Unit of Reproductive Endocrinology, First Department of Obstetrics and Gynecology, Papageorgiou General Hospital, Ring Road, Nea Efkarpia, Thessaloniki, Greece.
Thyroid. 2010 Oct;20(10):1163-73. doi: 10.1089/thy.2009.0351.
Evidence suggests that selenium (Se) supplementation could be useful as an adjunctive therapy to levothyroxine (LT₄) in the treatment of Hashimoto's thyroiditis (HT). To summarize evidence regarding its effect on thyroid autoantibodies' titers, demands in LT₄ replacement therapy, ultrasonographic thyroid morphology, and mood in patients with HT under LT₄ treatment, a systematic review and meta-analysis of relevant literature were performed.
Systematic review of prospective studies involving patients with HT under LT₄ treatment and meta-analysis of studies on randomized, placebo-controlled, blinded trials were performed.
Patients with HT assigned to Se supplementation for 3 months demonstrated significantly lower thyroid peroxidase autoantibodies (TPOab) titers (four studies, random effects weighted mean difference: −271.09, 95% confidence interval: −421.98 to −120.19, p< 10⁻⁴) and a significantly higher chance of reporting an improvement in well-being and/or mood (three studies, random effects risk ratio: 2.79, 95% confidence interval: 1.21-6.47, p= 0.016) when compared with controls.
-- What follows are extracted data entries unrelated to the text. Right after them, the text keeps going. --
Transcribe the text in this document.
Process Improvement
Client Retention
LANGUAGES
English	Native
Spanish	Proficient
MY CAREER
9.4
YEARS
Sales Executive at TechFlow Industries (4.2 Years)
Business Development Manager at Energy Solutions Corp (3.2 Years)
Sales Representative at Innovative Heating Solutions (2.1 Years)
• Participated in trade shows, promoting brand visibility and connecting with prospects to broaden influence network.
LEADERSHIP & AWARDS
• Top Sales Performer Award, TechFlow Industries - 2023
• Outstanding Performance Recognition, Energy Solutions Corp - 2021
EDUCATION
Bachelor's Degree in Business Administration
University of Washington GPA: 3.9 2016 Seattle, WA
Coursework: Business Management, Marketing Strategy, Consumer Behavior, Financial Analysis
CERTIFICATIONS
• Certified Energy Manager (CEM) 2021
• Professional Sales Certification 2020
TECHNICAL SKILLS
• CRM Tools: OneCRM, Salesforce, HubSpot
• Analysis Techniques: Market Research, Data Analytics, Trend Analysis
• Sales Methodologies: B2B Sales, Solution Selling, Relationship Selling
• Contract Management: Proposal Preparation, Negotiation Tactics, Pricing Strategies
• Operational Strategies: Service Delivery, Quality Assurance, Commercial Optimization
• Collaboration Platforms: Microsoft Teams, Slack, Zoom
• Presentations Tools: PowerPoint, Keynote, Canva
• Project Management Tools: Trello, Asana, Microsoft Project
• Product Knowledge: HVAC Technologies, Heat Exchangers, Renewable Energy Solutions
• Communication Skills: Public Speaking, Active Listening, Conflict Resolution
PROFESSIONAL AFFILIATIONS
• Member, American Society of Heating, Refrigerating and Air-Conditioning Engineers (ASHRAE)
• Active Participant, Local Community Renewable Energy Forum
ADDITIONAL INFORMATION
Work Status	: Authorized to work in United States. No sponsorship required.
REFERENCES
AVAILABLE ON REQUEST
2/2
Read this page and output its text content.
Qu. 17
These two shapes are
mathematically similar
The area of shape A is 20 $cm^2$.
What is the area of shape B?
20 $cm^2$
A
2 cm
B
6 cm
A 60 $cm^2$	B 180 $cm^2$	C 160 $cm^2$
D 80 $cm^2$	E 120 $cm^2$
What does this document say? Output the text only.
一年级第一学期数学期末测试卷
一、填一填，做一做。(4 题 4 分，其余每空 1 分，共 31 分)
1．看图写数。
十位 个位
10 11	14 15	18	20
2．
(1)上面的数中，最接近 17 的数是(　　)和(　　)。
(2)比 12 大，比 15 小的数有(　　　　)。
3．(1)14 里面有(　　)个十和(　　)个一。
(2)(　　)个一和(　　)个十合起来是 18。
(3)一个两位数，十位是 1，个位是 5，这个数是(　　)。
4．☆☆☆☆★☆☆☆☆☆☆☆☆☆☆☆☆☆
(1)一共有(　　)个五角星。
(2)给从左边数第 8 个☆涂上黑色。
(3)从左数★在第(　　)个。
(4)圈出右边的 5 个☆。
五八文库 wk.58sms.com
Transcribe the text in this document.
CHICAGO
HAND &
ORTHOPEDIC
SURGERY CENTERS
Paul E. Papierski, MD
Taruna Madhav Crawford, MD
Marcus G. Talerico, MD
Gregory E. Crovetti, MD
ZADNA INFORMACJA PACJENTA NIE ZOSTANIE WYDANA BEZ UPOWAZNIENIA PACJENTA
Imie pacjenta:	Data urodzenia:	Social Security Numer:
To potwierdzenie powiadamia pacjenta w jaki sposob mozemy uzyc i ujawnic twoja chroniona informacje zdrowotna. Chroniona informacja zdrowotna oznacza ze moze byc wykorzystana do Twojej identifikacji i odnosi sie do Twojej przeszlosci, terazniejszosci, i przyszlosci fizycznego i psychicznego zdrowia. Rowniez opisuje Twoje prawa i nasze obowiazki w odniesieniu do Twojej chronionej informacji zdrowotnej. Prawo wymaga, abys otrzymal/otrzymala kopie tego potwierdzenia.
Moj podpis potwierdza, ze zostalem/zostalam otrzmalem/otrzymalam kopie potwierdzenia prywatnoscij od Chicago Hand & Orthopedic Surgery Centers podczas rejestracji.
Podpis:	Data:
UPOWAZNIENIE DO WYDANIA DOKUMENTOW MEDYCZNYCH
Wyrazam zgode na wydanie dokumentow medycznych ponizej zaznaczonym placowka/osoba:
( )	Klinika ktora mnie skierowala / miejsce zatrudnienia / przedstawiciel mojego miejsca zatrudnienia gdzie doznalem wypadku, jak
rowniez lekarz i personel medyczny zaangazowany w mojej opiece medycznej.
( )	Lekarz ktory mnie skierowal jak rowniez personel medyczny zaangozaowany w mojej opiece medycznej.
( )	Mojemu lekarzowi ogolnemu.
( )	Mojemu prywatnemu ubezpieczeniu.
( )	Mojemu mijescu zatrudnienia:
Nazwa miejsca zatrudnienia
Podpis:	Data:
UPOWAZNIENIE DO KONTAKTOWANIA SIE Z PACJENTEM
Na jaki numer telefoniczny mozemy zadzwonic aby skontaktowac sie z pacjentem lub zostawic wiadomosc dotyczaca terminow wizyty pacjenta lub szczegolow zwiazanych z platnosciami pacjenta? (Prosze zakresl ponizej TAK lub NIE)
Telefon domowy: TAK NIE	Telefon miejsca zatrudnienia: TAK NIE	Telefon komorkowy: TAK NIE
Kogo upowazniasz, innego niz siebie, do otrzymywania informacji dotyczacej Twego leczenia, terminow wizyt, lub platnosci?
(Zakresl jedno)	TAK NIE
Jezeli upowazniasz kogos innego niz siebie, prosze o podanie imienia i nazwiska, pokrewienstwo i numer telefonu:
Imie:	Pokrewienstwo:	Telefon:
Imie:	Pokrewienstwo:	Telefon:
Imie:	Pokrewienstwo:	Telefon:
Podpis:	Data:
Demands in LT₄ replacement therapy and ultrasonographic thyroid morphology were found either unaltered or underreported.
On the basis of the best available evidence, Se supplementation is associated with a significant decrease in TPOab titers at 3 months and with improvement in mood and/or general well-being. Evidence suggests a different pattern of response to Se supplementation in HT relative to baseline TPOab titers, and this, if confirmed, could be used to identify which patients would benefit most from treatment. An improvement in thyroid function and morphology should be demonstrated before Se routine supplementation can be recommended in the treatment of HT.
有证据表明,硒(Se)补充剂可能是左旋甲状腺素(LT₄)治疗桥本甲状腺炎(HT)的辅助治疗方法。为了总结有关其对甲状腺自身抗体滴度、LT₄替代治疗需求、甲状腺超声形态和 HT 患者情绪影响的证据,我们对相关文献进行了系统评价和荟萃分析。
对纳入 LT₄治疗的 HT 患者的前瞻性研究进行系统评价,并对随机、安慰剂对照、盲法试验进行荟萃分析。
接受 Se 补充治疗 3 个月的 HT 患者甲状腺过氧化物酶自身抗体(TPOab)滴度显著降低(四项研究,随机效应加权均数差:-271.09,95%置信区间:-421.98 至 -120.19,p<10⁻⁴),且报告改善健康状况和/或情绪的可能性明显更高(三项研究,随机效应风险比:2.79,95%置信区间:1.21-6.47,p=0.016)。LT₄ 替代治疗需求和超声甲状腺形态无明显改变或报告不足。
根据现有最佳证据,Se 补充治疗 3 个月可显著降低 TPOab 滴度,并改善情绪和/或整体健康状况。证据表明,HT 患者对 Se 补充治疗的反应模式与基线 TPOab 滴度不同,如果得到证实,可用于确定哪些患者最受益于治疗。在推荐将 Se 常规补充用于 HT 治疗之前,应先显示甲状腺功能和形态的改善。